Alex looked up from a glass of orange juice he’d just poured. “How do you feel?” he asked emotionlessly. Professionally. Like a doctor talking to a patient.

“Like crap.”

“Drink this. You lost a fair bit of blood.”

“What happened?”

“Sniper took a shot at you. An inch lower and he’d have killed you. Must’ve been a long-range shot for him to have missed. You should be dead.”

That last sentence was delivered with all the sympathy of a robot. Which was almost more upsetting than the news that she’d been shot. She took the juice and downed it all.

“More?” he asked.

“Yes, please.”

“How’s the pain on a scale of one to ten? Can you function?”

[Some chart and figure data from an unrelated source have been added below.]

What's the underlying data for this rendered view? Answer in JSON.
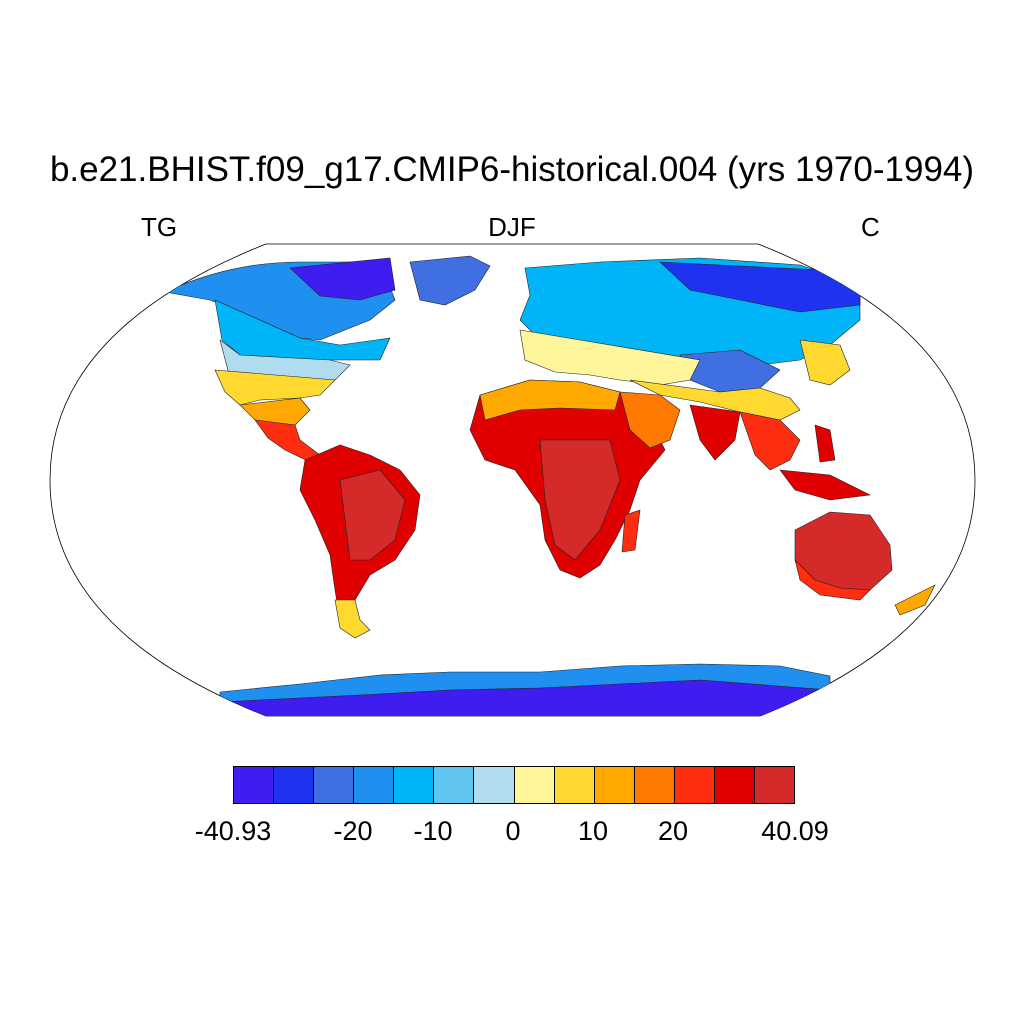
{
  "title": "b.e21.BHIST.f09_g17.CMIP6-historical.004 (yrs 1970-1994)",
  "left_label": "TG",
  "center_label": "DJF",
  "right_label": "C",
  "colorbar": {
    "colors": [
      "#3f1df0",
      "#1f32f0",
      "#3f6fe0",
      "#1f8ff0",
      "#00b4f8",
      "#5fc4f0",
      "#b0dcf0",
      "#fff59a",
      "#ffd830",
      "#ffa800",
      "#ff7800",
      "#ff2e10",
      "#e00000",
      "#d42a2a"
    ],
    "labels": [
      "-40.93",
      "-20",
      "-10",
      "0",
      "10",
      "20",
      "40.09"
    ]
  }
}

She paused to consider it. “A six. It hurts a lot, but if I had to walk or run, I probably could for a little ways. Where are we?”

“Safe house.”

“Still in Washington?”

“Close by.”

“You have a safe house in Washington in addition to your penthouse fortress?” she asked, startled.

“Never can be too careful.”

“Or paranoid.”

“It’s not paranoia if people are actually shooting at you.”

She rolled her eyes at him.

“Speaking of which, who’s shooting at you?” He turned fully to face her and met her gaze directly for the first time.

“They were shooting at me?” she echoed blankly.

He nodded once, tersely. “I gave the bastard a clear shot at me and he didn’t take it. The sniper was definitely targeting you. Probably thinks he killed you, too.”

“Umm, is that good?” she tried.

“It is good. Gives us a window to figure out who in the hell sent someone to kill you before they come after you, again.”

“They’ll come after me again?” she squeaked.

He made a ‘don’t be stupid’ face at her. Okay, she deserved that. If she were under orders to kill someone and realized she had failed, she would go back to finish the job, too.

She sighed. “Unlike you, I don’t have a long list of enemies eager to do me in.”

“Do you have any enemies at all?” he asked a shade derisively.

“Actually, no. I mean there were a couple bitches in high school who hated my guts for no apparent reason, but I highly doubt any ex-hormonal-teen-girls are climbing on rooftops and taking pot shots at me after all this time.”

“This is serious,” he snapped.

“I’m being serious. Nursing students don’t run around making mortal enemies.”

“Apparently, you do.”

“This isn’t about Dawn, again, is it?”

“Doubtful. I called your dad while you were sleeping. He said there’s been no unusual activity up their way. He had a couple of your brothers come over to the house to beef up security around Dawn for now.”

Wow. That was actually pretty thoughtful of him. So unlike him in his current asshole-ish frame of mind. “Uhh, thanks,” she mumbled.

He shrugged and said briskly, “Attempt not to use your left arm or move it. The bullet passed through just above your left lung and below the shoulder joint. You were lucky the guy didn’t use a hollow point round.

The exit wound in your back is only a few millimeters larger than the entry wound, so I’m guessing he went with a Teflon-tipped bullet.

Which means we’re looking at a pro. Snipers prefer hard-tip shells—they fly truer. ”

She seriously did not care what type of bullet had nearly killed her. At the moment she was less interested in Alex’s spy self than his doctor self. “What did you do to fix my shoulder?” she asked.

“Cleaned the wound, mostly. Had to cauterize a small artery and then stitch it all up. You really were incredibly lucky.”